EtIndonesia. Tidak ada yang lebih baik daripada secangkir minuman berkafein favorit Anda untuk membuat Anda bersemangat di pagi hari, tetapi bagi peminum berat, minuman tanpa kafein mungkin juga cocok.
Kedengarannya keterlaluan, tetapi itulah yang ditemukan oleh para peneliti dari berbagai lembaga di Slovenia dan Belanda dalam sebuah studi baru-baru ini yang membandingkan efek kopi – dengan kafein, dan tanpa kafein – pada otak dan tubuh.
Dunia minum lebih dari dua miliar cangkir kopi setiap hari, dan dampak kafein dipahami dengan baik. Namun, bagi orang yang mencoba mengurangi asupannya, mungkin karena kecemasan atau masalah tidur yang dapat diperburuk oleh obat tersebut, kopi tanpa kafein bisa menjadi pilihan yang lebih baik daripada yang kita sadari.
“Antisipasi memainkan peran penting, di mana peserta yang mengharapkan kafein sering mengalami peningkatan kognitif dan kinerja yang sama terlepas dari apakah mereka mengonsumsi kafein atau plasebo,” tulis para peneliti dalam sebuah makalah yang menjelaskan studi mereka.
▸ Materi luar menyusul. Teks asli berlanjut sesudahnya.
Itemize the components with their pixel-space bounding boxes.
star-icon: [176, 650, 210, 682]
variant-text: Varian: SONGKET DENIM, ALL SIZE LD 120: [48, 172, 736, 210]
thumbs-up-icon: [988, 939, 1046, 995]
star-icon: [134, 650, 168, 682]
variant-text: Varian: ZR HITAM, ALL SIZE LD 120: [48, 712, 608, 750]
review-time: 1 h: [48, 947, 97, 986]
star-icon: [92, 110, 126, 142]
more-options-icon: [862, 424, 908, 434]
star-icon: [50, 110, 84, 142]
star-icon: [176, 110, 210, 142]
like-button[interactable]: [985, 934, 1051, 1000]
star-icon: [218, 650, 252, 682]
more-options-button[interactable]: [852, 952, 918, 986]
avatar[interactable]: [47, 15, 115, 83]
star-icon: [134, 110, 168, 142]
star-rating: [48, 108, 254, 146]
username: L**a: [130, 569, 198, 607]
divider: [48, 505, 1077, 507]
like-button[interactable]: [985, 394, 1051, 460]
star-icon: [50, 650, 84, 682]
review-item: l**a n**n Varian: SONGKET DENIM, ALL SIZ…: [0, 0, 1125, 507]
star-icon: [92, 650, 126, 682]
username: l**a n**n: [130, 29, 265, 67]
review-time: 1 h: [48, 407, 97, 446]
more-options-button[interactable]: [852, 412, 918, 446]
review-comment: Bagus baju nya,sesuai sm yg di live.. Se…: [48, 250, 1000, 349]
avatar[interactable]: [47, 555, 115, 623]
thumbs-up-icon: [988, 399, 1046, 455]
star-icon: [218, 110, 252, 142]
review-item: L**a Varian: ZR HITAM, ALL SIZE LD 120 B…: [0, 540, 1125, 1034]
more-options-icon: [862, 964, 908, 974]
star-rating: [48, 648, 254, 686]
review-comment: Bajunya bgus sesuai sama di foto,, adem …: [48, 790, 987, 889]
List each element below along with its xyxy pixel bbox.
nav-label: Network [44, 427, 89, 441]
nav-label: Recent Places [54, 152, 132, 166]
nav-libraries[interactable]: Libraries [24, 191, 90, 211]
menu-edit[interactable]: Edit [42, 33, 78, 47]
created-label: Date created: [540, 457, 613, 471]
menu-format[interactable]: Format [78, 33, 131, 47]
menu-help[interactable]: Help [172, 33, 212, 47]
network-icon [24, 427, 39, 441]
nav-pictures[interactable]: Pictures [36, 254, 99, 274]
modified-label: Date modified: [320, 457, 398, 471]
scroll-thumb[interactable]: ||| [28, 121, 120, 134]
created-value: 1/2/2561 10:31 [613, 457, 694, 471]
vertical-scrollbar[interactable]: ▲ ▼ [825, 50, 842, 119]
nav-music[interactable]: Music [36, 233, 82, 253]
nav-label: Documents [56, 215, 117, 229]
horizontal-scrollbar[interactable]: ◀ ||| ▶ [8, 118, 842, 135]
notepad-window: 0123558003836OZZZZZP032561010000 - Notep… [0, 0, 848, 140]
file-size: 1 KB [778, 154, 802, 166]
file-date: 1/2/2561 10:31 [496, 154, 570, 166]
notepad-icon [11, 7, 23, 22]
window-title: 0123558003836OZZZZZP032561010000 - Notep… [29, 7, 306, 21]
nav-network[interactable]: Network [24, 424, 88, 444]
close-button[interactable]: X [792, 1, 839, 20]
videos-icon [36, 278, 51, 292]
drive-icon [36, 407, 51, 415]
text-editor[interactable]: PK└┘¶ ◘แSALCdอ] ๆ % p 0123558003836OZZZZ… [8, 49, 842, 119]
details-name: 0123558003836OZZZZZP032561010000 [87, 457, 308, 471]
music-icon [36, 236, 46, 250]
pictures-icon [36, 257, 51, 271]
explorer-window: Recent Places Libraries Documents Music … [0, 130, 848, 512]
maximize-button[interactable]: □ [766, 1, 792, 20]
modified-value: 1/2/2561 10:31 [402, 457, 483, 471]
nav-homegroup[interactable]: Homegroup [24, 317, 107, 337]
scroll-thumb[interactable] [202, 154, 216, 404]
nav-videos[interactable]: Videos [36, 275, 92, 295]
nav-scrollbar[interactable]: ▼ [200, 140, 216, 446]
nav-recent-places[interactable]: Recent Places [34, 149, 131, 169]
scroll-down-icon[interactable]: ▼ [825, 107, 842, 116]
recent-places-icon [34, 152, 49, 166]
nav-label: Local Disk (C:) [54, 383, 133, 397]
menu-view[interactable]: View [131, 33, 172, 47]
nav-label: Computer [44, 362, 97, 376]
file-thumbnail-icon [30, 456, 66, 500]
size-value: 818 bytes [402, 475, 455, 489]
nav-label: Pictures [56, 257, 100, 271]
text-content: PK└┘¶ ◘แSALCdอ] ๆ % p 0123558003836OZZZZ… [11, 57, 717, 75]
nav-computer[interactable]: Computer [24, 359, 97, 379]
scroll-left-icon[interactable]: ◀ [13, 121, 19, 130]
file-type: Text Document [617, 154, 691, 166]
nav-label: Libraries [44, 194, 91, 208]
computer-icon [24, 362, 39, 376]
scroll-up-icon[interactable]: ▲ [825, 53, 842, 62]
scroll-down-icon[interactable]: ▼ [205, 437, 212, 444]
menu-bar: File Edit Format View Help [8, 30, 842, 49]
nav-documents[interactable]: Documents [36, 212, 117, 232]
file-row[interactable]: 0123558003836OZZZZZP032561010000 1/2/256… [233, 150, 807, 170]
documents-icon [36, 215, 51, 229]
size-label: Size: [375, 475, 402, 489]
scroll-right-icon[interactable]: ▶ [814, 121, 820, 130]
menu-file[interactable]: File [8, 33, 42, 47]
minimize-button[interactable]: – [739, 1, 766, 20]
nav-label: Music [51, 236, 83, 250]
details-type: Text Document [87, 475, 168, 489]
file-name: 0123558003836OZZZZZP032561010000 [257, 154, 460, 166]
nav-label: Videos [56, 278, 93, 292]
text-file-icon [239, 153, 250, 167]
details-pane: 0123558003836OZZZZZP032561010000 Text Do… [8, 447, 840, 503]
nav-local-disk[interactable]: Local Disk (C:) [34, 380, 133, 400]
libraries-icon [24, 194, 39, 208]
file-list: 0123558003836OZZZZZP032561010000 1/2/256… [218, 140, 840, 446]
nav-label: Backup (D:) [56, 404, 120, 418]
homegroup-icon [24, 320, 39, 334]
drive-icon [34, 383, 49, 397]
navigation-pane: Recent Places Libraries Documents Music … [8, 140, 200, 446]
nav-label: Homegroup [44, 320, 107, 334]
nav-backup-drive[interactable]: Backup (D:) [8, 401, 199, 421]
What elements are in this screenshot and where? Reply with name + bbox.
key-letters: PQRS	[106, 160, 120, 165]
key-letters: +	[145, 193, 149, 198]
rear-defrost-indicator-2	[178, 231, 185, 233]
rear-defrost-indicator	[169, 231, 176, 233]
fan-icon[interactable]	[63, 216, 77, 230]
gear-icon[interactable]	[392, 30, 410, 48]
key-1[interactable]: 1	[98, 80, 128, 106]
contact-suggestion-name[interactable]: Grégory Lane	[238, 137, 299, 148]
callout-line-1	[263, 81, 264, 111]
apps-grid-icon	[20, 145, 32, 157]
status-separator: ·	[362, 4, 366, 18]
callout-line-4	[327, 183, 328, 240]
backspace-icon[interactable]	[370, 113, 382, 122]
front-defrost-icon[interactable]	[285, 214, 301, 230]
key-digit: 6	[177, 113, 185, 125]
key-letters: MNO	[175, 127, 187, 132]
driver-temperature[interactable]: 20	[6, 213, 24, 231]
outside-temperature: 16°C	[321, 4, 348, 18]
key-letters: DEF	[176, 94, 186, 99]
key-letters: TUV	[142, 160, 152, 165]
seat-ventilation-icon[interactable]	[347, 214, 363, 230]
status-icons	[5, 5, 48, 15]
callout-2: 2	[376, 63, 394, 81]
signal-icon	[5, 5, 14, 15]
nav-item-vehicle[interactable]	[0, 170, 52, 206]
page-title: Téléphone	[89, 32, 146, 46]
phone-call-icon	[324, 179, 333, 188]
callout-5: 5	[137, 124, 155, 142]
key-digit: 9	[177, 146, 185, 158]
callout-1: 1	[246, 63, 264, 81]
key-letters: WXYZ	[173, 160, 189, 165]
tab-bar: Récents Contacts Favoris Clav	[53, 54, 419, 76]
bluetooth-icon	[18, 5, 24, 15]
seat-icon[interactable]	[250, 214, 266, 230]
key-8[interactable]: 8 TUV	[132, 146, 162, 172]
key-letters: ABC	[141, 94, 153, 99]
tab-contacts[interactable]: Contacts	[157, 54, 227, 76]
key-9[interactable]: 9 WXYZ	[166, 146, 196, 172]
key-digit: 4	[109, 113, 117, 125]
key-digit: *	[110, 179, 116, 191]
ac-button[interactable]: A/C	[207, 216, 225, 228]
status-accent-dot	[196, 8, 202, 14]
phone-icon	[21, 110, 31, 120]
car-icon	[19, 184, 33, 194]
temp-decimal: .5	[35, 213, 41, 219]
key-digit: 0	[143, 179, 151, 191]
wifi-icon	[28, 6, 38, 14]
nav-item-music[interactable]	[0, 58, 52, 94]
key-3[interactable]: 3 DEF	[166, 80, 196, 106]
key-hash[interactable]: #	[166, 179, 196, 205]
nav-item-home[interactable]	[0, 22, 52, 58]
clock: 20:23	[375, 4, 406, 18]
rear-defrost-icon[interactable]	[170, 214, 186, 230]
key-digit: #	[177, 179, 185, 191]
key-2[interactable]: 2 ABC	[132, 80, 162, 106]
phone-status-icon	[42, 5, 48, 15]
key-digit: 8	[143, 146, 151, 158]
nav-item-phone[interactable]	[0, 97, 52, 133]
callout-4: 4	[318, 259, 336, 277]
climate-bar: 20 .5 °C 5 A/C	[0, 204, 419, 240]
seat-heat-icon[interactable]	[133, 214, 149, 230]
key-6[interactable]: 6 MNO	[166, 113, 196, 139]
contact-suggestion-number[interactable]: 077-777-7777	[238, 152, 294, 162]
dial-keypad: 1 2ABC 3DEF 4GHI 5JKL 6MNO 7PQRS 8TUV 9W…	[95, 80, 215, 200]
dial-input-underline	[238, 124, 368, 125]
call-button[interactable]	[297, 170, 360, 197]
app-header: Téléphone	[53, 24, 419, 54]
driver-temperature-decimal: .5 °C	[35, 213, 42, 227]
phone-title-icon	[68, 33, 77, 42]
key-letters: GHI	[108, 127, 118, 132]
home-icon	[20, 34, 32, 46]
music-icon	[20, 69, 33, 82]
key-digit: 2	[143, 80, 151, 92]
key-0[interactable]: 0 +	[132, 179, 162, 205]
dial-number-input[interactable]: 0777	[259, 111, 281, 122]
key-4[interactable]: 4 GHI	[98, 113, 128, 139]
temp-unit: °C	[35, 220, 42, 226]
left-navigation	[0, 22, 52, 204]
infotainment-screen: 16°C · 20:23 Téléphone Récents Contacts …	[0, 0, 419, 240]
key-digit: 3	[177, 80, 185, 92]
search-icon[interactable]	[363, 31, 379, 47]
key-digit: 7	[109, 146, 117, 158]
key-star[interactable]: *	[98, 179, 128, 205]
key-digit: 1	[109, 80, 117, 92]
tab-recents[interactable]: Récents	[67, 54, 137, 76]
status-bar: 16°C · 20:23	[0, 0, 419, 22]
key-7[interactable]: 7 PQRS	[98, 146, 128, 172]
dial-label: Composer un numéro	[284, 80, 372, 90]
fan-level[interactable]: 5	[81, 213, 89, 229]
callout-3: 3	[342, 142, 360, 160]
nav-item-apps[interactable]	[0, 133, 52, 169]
Untuk mendapatkan gambaran yang lebih rinci tentang fenomena ini, para peneliti melibatkan 20 mahasiswa sehat yang merupakan peminum kopi biasa, dengan rata-rata satu hingga tiga cangkir per hari.
Tepat sebelum penelitian, para peserta tidur setidaknya tujuh jam, tidak minum kopi selama 8-11 jam, dan tidak mengonsumsi makanan apa pun selama dua jam sebelumnya.
Saat tiba di laboratorium, pengukuran elektroensefalogram (EEG) dan kardiovaskular dasar mereka dilakukan saat istirahat. Kemudian, para peserta menyelesaikan tes aritmatika mental yang dirancang untuk menangkap kemampuan kognitif, dan tugas ‘aneh’ pendengaran yang menguji waktu reaksi.
Kemudian, mereka dibagi menjadi dua kelompok: satu kelompok plasebo tanpa kafein, yang diberi kopi tanpa kafein, dan satu kelompok kafein, yang diberi kopi tanpa kafein yang sama dengan tambahan 6 mg bubuk kafein per kilogram berat badan.
Setelah minum kopi, para peserta beristirahat selama setengah jam, sebelum mengulangi pengukuran kardiovaskular, EEG, dan tes kinerja kognitif.
Sementara respons fisiologis dan fungsi kognitif peserta memang berubah setelah mengonsumsi kopi, hampir tidak ada perbedaan signifikan dalam perubahan ini antara kelompok tanpa kafein dan kelompok kafein.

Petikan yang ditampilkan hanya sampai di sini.